Consumer Credit: Affordability Under Strain
Maria Urtubey discussed the increasing financial pressures on households. “Higher interest rates have led to increased borrowing costs. The average interest rate on credit card accounts with balances reached 23.4% in August, and revolving debt has surged to $1.2 trillion,” she explained. This has left many households turning to credit cards to meet basic needs.
Maria also noted the broader impact on consumers’ financial priorities: “Student loan payments resumed this year, and many households are reassessing their spending. However, we’ve seen consumer confidence increase, particularly among younger and middle-income groups. There’s cautious optimism, even amid challenges.”
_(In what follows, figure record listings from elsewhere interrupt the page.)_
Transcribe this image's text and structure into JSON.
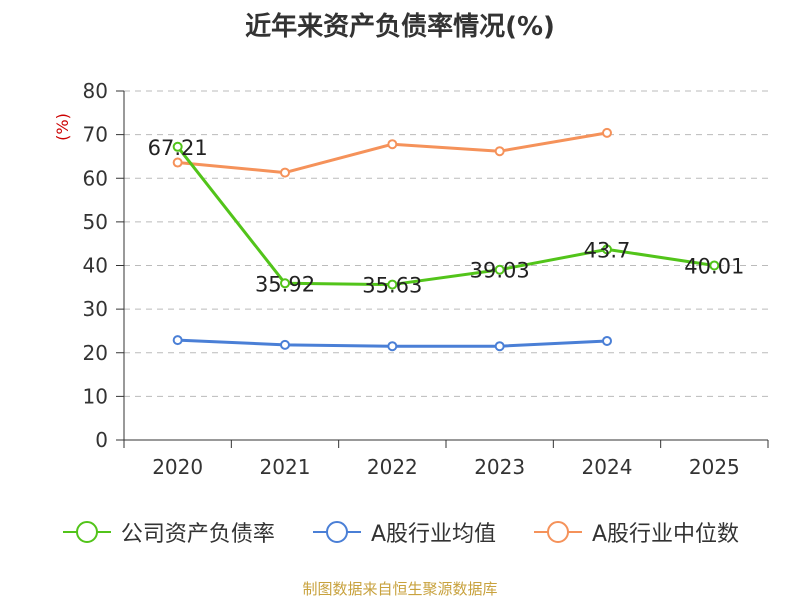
{
  "title": "近年来资产负债率情况(%)",
  "source": "制图数据来自恒生聚源数据库",
  "colors": {
    "company": "#52c41a",
    "industry_avg": "#4a7fd6",
    "industry_median": "#f5925a",
    "axis": "#333333",
    "grid": "#bbbbbb",
    "unit": "#cc0000"
  },
  "chart_data": {
    "type": "line",
    "title": "近年来资产负债率情况(%)",
    "xlabel": "",
    "ylabel": "(%)",
    "categories": [
      "2020",
      "2021",
      "2022",
      "2023",
      "2024",
      "2025"
    ],
    "ylim": [
      0,
      80
    ],
    "yticks": [
      0,
      10,
      20,
      30,
      40,
      50,
      60,
      70,
      80
    ],
    "grid": true,
    "legend_position": "bottom",
    "series": [
      {
        "name": "公司资产负债率",
        "color": "#52c41a",
        "values": [
          67.21,
          35.92,
          35.63,
          39.03,
          43.7,
          40.01
        ],
        "labels": [
          "67.21",
          "35.92",
          "35.63",
          "39.03",
          "43.7",
          "40.01"
        ]
      },
      {
        "name": "A股行业均值",
        "color": "#4a7fd6",
        "values": [
          22.9,
          21.8,
          21.5,
          21.5,
          22.7,
          null
        ]
      },
      {
        "name": "A股行业中位数",
        "color": "#f5925a",
        "values": [
          63.6,
          61.3,
          67.8,
          66.2,
          70.4,
          null
        ]
      }
    ]
  }
}
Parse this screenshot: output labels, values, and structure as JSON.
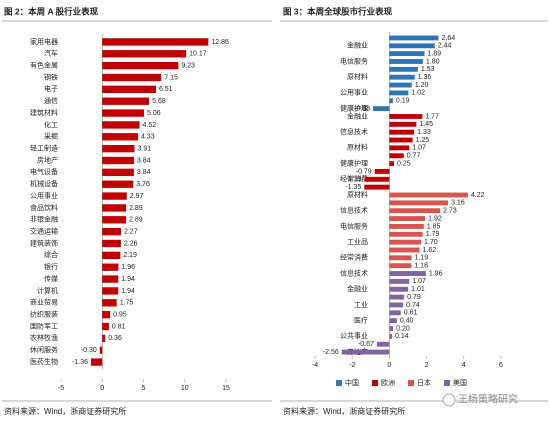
{
  "chart_data": [
    {
      "type": "bar",
      "orientation": "horizontal",
      "title": "图 2：本周 A 股行业表现",
      "categories": [
        "家用电器",
        "汽车",
        "有色金属",
        "钢铁",
        "电子",
        "通信",
        "建筑材料",
        "化工",
        "采掘",
        "轻工制造",
        "房地产",
        "电气设备",
        "机械设备",
        "公用事业",
        "食品饮料",
        "非银金融",
        "交通运输",
        "建筑装饰",
        "综合",
        "银行",
        "传媒",
        "计算机",
        "商业贸易",
        "纺织服装",
        "国防军工",
        "农林牧渔",
        "休闲服务",
        "医药生物"
      ],
      "values": [
        12.86,
        10.17,
        9.23,
        7.15,
        6.51,
        5.68,
        5.06,
        4.52,
        4.33,
        3.91,
        3.84,
        3.84,
        3.76,
        2.97,
        2.89,
        2.89,
        2.27,
        2.26,
        2.19,
        1.96,
        1.94,
        1.94,
        1.75,
        0.95,
        0.81,
        0.36,
        -0.3,
        -1.36
      ],
      "value_labels": [
        "12.86",
        "10.17",
        "9.23",
        "7.15",
        "6.51",
        "5.68",
        "5.06",
        "4.52",
        "4.33",
        "3.91",
        "3.84",
        "3.84",
        "3.76",
        "2.97",
        "2.89",
        "2.89",
        "2.27",
        "2.26",
        "2.19",
        "1.96",
        "1.94",
        "1.94",
        "1.75",
        "0.95",
        "0.81",
        "0.36",
        "-0.30",
        "-1.36"
      ],
      "color": "#c00000",
      "xlim": [
        -5,
        15
      ],
      "xticks": [
        -5,
        0,
        5,
        10,
        15
      ],
      "source": "资料来源：Wind，浙商证券研究所"
    },
    {
      "type": "bar",
      "orientation": "horizontal",
      "title": "图 3：本周全球股市行业表现",
      "categories": [
        null,
        "金融业",
        null,
        "电信服务",
        null,
        "原材料",
        null,
        "公用事业",
        null,
        "健康护理",
        "金融业",
        null,
        "信息技术",
        null,
        "原材料",
        null,
        "健康护理",
        null,
        "经常消费",
        null,
        "原材料",
        null,
        "信息技术",
        null,
        "电信服务",
        null,
        "工业品",
        null,
        "经常消费",
        null,
        "信息技术",
        null,
        "金融业",
        null,
        "工业",
        null,
        "医疗",
        null,
        "公共事业",
        null,
        "房地产"
      ],
      "series": [
        {
          "name": "中国",
          "color": "#2e75b6",
          "values": [
            2.64,
            2.44,
            1.89,
            1.8,
            1.53,
            1.36,
            1.2,
            1.02,
            0.19,
            -0.88,
            null,
            null,
            null,
            null,
            null,
            null,
            null,
            null,
            null,
            null,
            null,
            null,
            null,
            null,
            null,
            null,
            null,
            null,
            null,
            null,
            null,
            null,
            null,
            null,
            null,
            null,
            null,
            null,
            null,
            null,
            null
          ],
          "value_labels": [
            "2.64",
            "2.44",
            "1.89",
            "1.80",
            "1.53",
            "1.36",
            "1.20",
            "1.02",
            "0.19",
            "-0.88",
            null,
            null,
            null,
            null,
            null,
            null,
            null,
            null,
            null,
            null,
            null,
            null,
            null,
            null,
            null,
            null,
            null,
            null,
            null,
            null,
            null,
            null,
            null,
            null,
            null,
            null,
            null,
            null,
            null,
            null,
            null
          ]
        },
        {
          "name": "欧洲",
          "color": "#c00000",
          "values": [
            null,
            null,
            null,
            null,
            null,
            null,
            null,
            null,
            null,
            null,
            1.77,
            1.45,
            1.33,
            1.25,
            1.07,
            0.77,
            0.25,
            -0.79,
            -1.33,
            -1.35,
            null,
            null,
            null,
            null,
            null,
            null,
            null,
            null,
            null,
            null,
            null,
            null,
            null,
            null,
            null,
            null,
            null,
            null,
            null,
            null,
            null
          ],
          "value_labels": [
            null,
            null,
            null,
            null,
            null,
            null,
            null,
            null,
            null,
            null,
            "1.77",
            "1.45",
            "1.33",
            "1.25",
            "1.07",
            "0.77",
            "0.25",
            "-0.79",
            "-1.33",
            "-1.35",
            null,
            null,
            null,
            null,
            null,
            null,
            null,
            null,
            null,
            null,
            null,
            null,
            null,
            null,
            null,
            null,
            null,
            null,
            null,
            null,
            null
          ]
        },
        {
          "name": "日本",
          "color": "#d9534f",
          "values": [
            null,
            null,
            null,
            null,
            null,
            null,
            null,
            null,
            null,
            null,
            null,
            null,
            null,
            null,
            null,
            null,
            null,
            null,
            null,
            null,
            4.22,
            3.16,
            2.73,
            1.92,
            1.85,
            1.79,
            1.7,
            1.62,
            1.19,
            1.18,
            null,
            null,
            null,
            null,
            null,
            null,
            null,
            null,
            null,
            null,
            null
          ],
          "value_labels": [
            null,
            null,
            null,
            null,
            null,
            null,
            null,
            null,
            null,
            null,
            null,
            null,
            null,
            null,
            null,
            null,
            null,
            null,
            null,
            null,
            "4.22",
            "3.16",
            "2.73",
            "1.92",
            "1.85",
            "1.79",
            "1.70",
            "1.62",
            "1.19",
            "1.18",
            null,
            null,
            null,
            null,
            null,
            null,
            null,
            null,
            null,
            null,
            null
          ]
        },
        {
          "name": "美国",
          "color": "#8064a2",
          "values": [
            null,
            null,
            null,
            null,
            null,
            null,
            null,
            null,
            null,
            null,
            null,
            null,
            null,
            null,
            null,
            null,
            null,
            null,
            null,
            null,
            null,
            null,
            null,
            null,
            null,
            null,
            null,
            null,
            null,
            null,
            1.96,
            1.07,
            1.01,
            0.79,
            0.74,
            0.61,
            0.4,
            0.2,
            0.14,
            -0.67,
            -2.56
          ],
          "value_labels": [
            null,
            null,
            null,
            null,
            null,
            null,
            null,
            null,
            null,
            null,
            null,
            null,
            null,
            null,
            null,
            null,
            null,
            null,
            null,
            null,
            null,
            null,
            null,
            null,
            null,
            null,
            null,
            null,
            null,
            null,
            "1.96",
            "1.07",
            "1.01",
            "0.79",
            "0.74",
            "0.61",
            "0.40",
            "0.20",
            "0.14",
            "-0.67",
            "-2.56"
          ]
        }
      ],
      "xlim": [
        -4,
        6
      ],
      "xticks": [
        -4,
        -2,
        0,
        2,
        4,
        6
      ],
      "legend": "bottom",
      "source": "资料来源：Wind，浙商证券研究所"
    }
  ],
  "watermark": "王杨策略研究"
}
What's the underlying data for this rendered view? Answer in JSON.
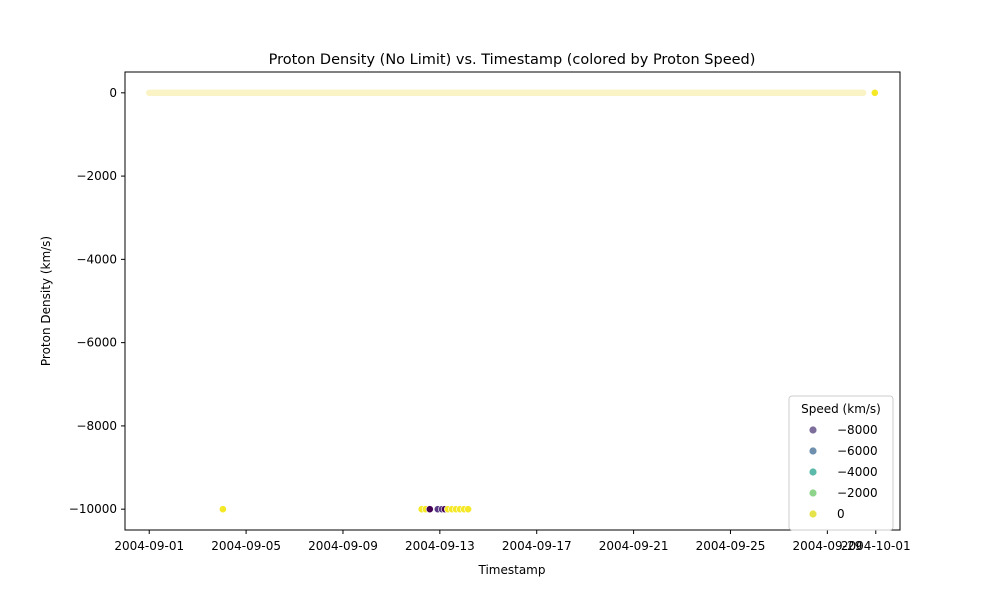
{
  "chart_data": {
    "type": "scatter",
    "title": "Proton Density (No Limit) vs. Timestamp (colored by Proton Speed)",
    "xlabel": "Timestamp",
    "ylabel": "Proton Density (km/s)",
    "xlim": [
      "2004-08-31T00:00",
      "2004-10-02T00:00"
    ],
    "ylim": [
      -10500,
      500
    ],
    "x_ticks": [
      "2004-09-01",
      "2004-09-05",
      "2004-09-09",
      "2004-09-13",
      "2004-09-17",
      "2004-09-21",
      "2004-09-25",
      "2004-09-29",
      "2004-10-01"
    ],
    "y_ticks": [
      0,
      -2000,
      -4000,
      -6000,
      -8000,
      -10000
    ],
    "y_tick_labels": [
      "0",
      "−2000",
      "−4000",
      "−6000",
      "−8000",
      "−10000"
    ],
    "grid": false,
    "legend": {
      "title": "Speed (km/s)",
      "placement": "bottom-right",
      "entries": [
        {
          "label": "−8000",
          "color": "#7d6e9c"
        },
        {
          "label": "−6000",
          "color": "#6e8fae"
        },
        {
          "label": "−4000",
          "color": "#5cbaab"
        },
        {
          "label": "−2000",
          "color": "#8fd48b"
        },
        {
          "label": "0",
          "color": "#e6e34a"
        }
      ]
    },
    "colors": {
      "baseline": "#faf3c6",
      "yellow": "#f5e826",
      "purple": "#440154",
      "violet": "#5b3a86",
      "edge": "#ffffff"
    },
    "baseline_series": {
      "x_start": "2004-09-01T00:00",
      "x_end": "2004-09-30T12:00",
      "y": 0
    },
    "points": [
      {
        "x": "2004-09-30T23:00",
        "y": 0,
        "color": "yellow"
      },
      {
        "x": "2004-09-04T01:00",
        "y": -10000,
        "color": "yellow"
      },
      {
        "x": "2004-09-12T06:00",
        "y": -10000,
        "color": "yellow"
      },
      {
        "x": "2004-09-12T10:00",
        "y": -10000,
        "color": "yellow"
      },
      {
        "x": "2004-09-12T14:00",
        "y": -10000,
        "color": "purple"
      },
      {
        "x": "2004-09-12T22:00",
        "y": -10000,
        "color": "violet"
      },
      {
        "x": "2004-09-13T02:00",
        "y": -10000,
        "color": "violet"
      },
      {
        "x": "2004-09-13T05:00",
        "y": -10000,
        "color": "purple"
      },
      {
        "x": "2004-09-13T08:00",
        "y": -10000,
        "color": "yellow"
      },
      {
        "x": "2004-09-13T12:00",
        "y": -10000,
        "color": "yellow"
      },
      {
        "x": "2004-09-13T16:00",
        "y": -10000,
        "color": "yellow"
      },
      {
        "x": "2004-09-13T20:00",
        "y": -10000,
        "color": "yellow"
      },
      {
        "x": "2004-09-14T00:00",
        "y": -10000,
        "color": "yellow"
      },
      {
        "x": "2004-09-14T04:00",
        "y": -10000,
        "color": "yellow"
      }
    ]
  }
}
Affordability: A Central Theme
Tom brought the discussion full circle by addressing affordability as a defining theme of the year. “Affordability touches everything—housing, groceries, transportation. It determines how capable consumers are of meeting their needs and saving for the future,” he explained.
Using housing as an example, Tom highlighted how higher mortgage rates impacted financial decisions. “Existing homeowners with mortgages below 4% are hesitant to sell and take on a 7% rate for a new home. This creates a bottleneck in the housing market and affects wealth accumulation,” he said.
Reflecting on the broader implications, Tom added, “Affordability is a concern for everyone, whether they’re buying a carton of eggs or a new home. It’s an issue that transcends income levels and credit scores.”
A Look Ahead to 2025
The episode concluded with a lightning round revisiting the panel’s 2024 predictions recorded at the beginning of the year. Some, like Tom’s forecast of AI’s transformative role in finance, proved spot on. “AI has moved beyond customer service into areas like fraud detection, investment strategies, and risk management,” he noted.
Others, such as Maria’s prediction of rising student loan delinquencies, remained works in progress due to delays in reporting. Reflecting on his own predictions, Dave joked, “I couldn’t be wrong again for next year,” before acknowledging that some trends, like regulatory action on buy-now-pay-later services, were slower to materialize.
From all of us on the Equifax Advisory Team, we wish you a safe and happy holiday season.